Marathon runners, for example, were about to hit the spring-autumn cycle which was due to begin with the London Marathon on Sunday. The months of gruelling training, sacrifice, and in some cases fundraising, have gone out of the window. Some are lost without the closure of a finishing line.

Some went out on Sunday to run their own races, while the London Marathon is encouraging people to run 2.6 miles as part of a scheme to support charities who have been drastically affected by the lack of fundraising events at the moment.

For serious racers there are a number of virtual races and online challenges to help them tick over, and also the opportunity to redefine themselves as runners. Andy Wren, a full-time running coach based in London, believes many will emerge as superior athletes.

“There are different elements to exploit in this difficult situation,” says Wren. “You can improve on your weaknesses. For instance, runners often neglect strength work and stretching. While races are on hold, this is the chance to catch up. It’s also the chance to share information with other runners.”

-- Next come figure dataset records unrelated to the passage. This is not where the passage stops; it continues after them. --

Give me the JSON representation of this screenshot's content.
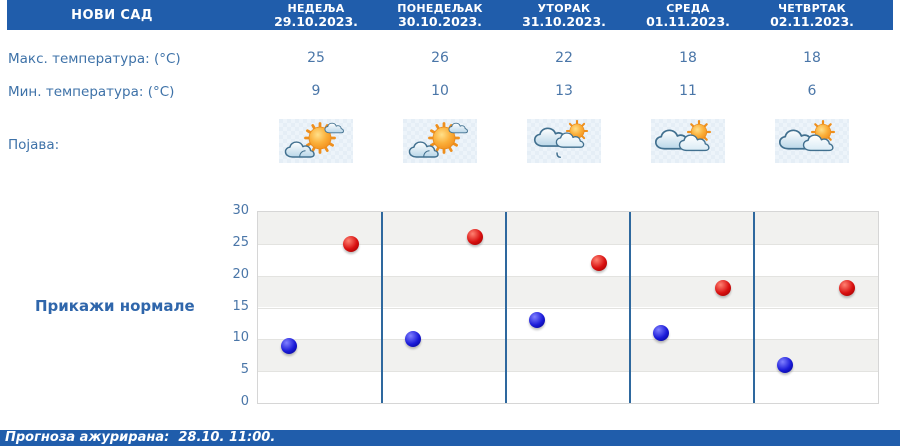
{
  "header": {
    "city": "НОВИ САД"
  },
  "days": [
    {
      "name": "НЕДЕЉА",
      "date": "29.10.2023."
    },
    {
      "name": "ПОНЕДЕЉАК",
      "date": "30.10.2023."
    },
    {
      "name": "УТОРАК",
      "date": "31.10.2023."
    },
    {
      "name": "СРЕДА",
      "date": "01.11.2023."
    },
    {
      "name": "ЧЕТВРТАК",
      "date": "02.11.2023."
    }
  ],
  "rows": {
    "max_label": "Макс. температура: (°C)",
    "min_label": "Мин. температура: (°C)",
    "appearance_label": "Појава:"
  },
  "max_temps": [
    25,
    26,
    22,
    18,
    18
  ],
  "min_temps": [
    9,
    10,
    13,
    11,
    6
  ],
  "weather_icons": [
    "sun-with-clouds",
    "sun-with-clouds",
    "clouds-sun-drizzle",
    "clouds-with-sun",
    "clouds-with-sun"
  ],
  "normals_button_label": "Прикажи нормале",
  "footer": {
    "updated_text": "Прогноза ажурирана:  28.10. 11:00."
  },
  "colors": {
    "header_bg": "#205dab",
    "label_text": "#3e72a8",
    "value_text": "#4a76a8",
    "max_dot": "#cc0000",
    "min_dot": "#0000cc",
    "chart_divider": "#2e689e",
    "chart_band": "#f1f1ef",
    "icon_bg": "#e9f1f8"
  },
  "chart_data": {
    "type": "scatter",
    "categories": [
      "29.10.2023.",
      "30.10.2023.",
      "31.10.2023.",
      "01.11.2023.",
      "02.11.2023."
    ],
    "series": [
      {
        "name": "Макс. температура (°C)",
        "color": "#cc0000",
        "values": [
          25,
          26,
          22,
          18,
          18
        ]
      },
      {
        "name": "Мин. температура (°C)",
        "color": "#0000cc",
        "values": [
          9,
          10,
          13,
          11,
          6
        ]
      }
    ],
    "title": "",
    "xlabel": "",
    "ylabel": "",
    "ylim": [
      0,
      30
    ],
    "yticks": [
      0,
      5,
      10,
      15,
      20,
      25,
      30
    ],
    "grid": true,
    "legend": "none"
  }
}
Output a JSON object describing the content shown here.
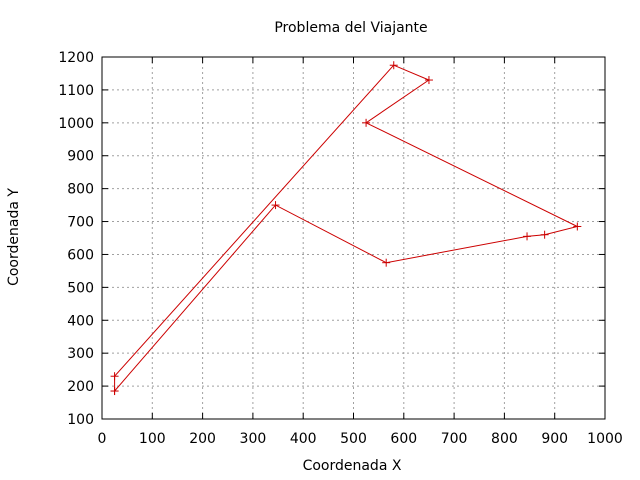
{
  "chart_data": {
    "type": "line",
    "title": "Problema del Viajante",
    "xlabel": "Coordenada X",
    "ylabel": "Coordenada Y",
    "xlim": [
      0,
      1000
    ],
    "ylim": [
      100,
      1200
    ],
    "xticks": [
      0,
      100,
      200,
      300,
      400,
      500,
      600,
      700,
      800,
      900,
      1000
    ],
    "yticks": [
      100,
      200,
      300,
      400,
      500,
      600,
      700,
      800,
      900,
      1000,
      1100,
      1200
    ],
    "grid": true,
    "series": [
      {
        "color": "#cc0000",
        "marker": "plus",
        "points": [
          [
            25,
            185
          ],
          [
            345,
            750
          ],
          [
            565,
            575
          ],
          [
            845,
            655
          ],
          [
            880,
            660
          ],
          [
            945,
            685
          ],
          [
            525,
            1000
          ],
          [
            650,
            1130
          ],
          [
            580,
            1175
          ],
          [
            25,
            230
          ],
          [
            25,
            185
          ]
        ]
      }
    ]
  }
}
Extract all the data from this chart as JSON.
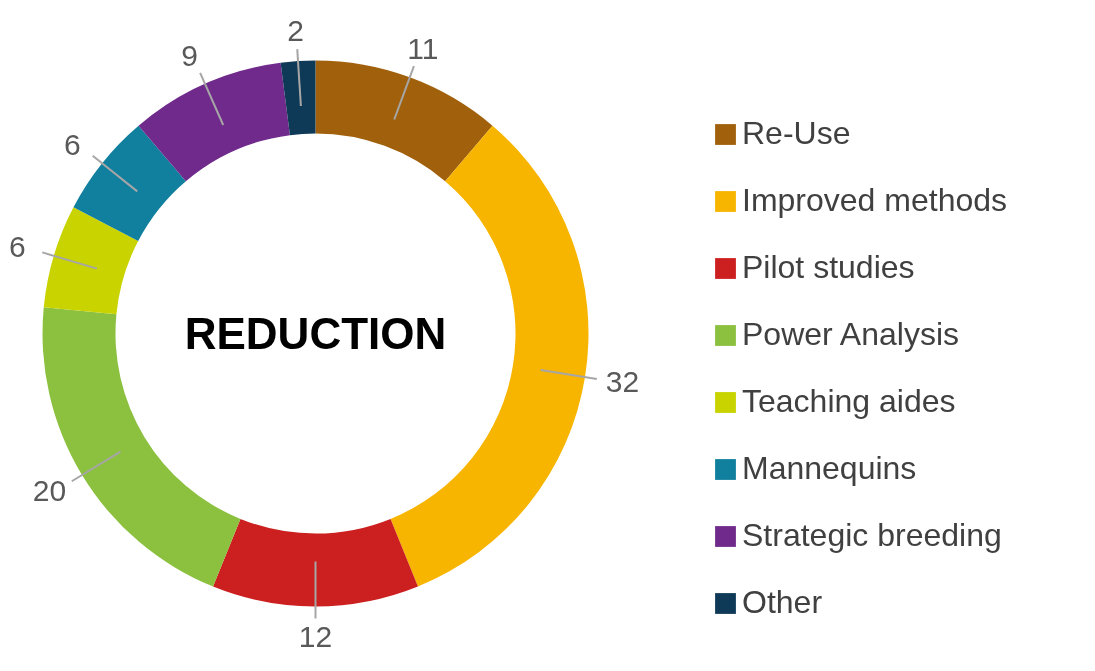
{
  "chart_data": {
    "type": "donut",
    "title": "REDUCTION",
    "categories": [
      "Re-Use",
      "Improved methods",
      "Pilot studies",
      "Power Analysis",
      "Teaching aides",
      "Mannequins",
      "Strategic breeding",
      "Other"
    ],
    "values": [
      11,
      32,
      12,
      20,
      6,
      6,
      9,
      2
    ],
    "colors": [
      "#a0600c",
      "#f7b500",
      "#cc1f1f",
      "#8cc03f",
      "#c8d300",
      "#117f9e",
      "#702a8c",
      "#0e3a58"
    ],
    "data_labels": true,
    "legend": "right"
  }
}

That last part is something Wren has been encouraging. His athletes, who are used to being dealt with separately, now converse in group chats to compare notes or simply for like-minded company. He also sees positives for himself, with more personal conversations giving him a finer picture of individuals.

Tens of thousands were due to be finishing the London Marathon on The Mall yesterday (Getty)

“Before most of our conversations were over WhatsApp. You can’t hear someone’s tones or inflections. But setting up new routes of contact with people, you get a better idea of who you are dealing with and more nuance into their behaviours and psyche. It’s making me a better coach.”

That encouragement, really, is all that matters right now. A Sport England research shows 38 per cent of adults in England are doing less exercise than normal during lockdown, despite 63 per cent appreciating exercise has never been more important. Running in particular has a positive impact on mental health particularly dealing with stress, anxiety and depression.

It is why Annie, for all the love she gets on social media for calling out those who are fudging their numbers, is keen to self-police when it comes to @StravaW***ers.

“If I post something and someone DMs me telling me to take it off I always delete it. If anybody sends me anything and, say, it’s a screenshot, I check on Strava to see if they have a public account where anyone can see it anyway. If it turns out to be private then I don’t post it.”

Indeed, the last thing she would want is for the account to put anyone off running.

“The idea behind a Strava W***ers is the unnecessary boasting and lying. There should be no shame in running. If you go out and do a 5K and it takes you an hour, then it takes you an hour. We all started somewhere and we should all be proud of that.”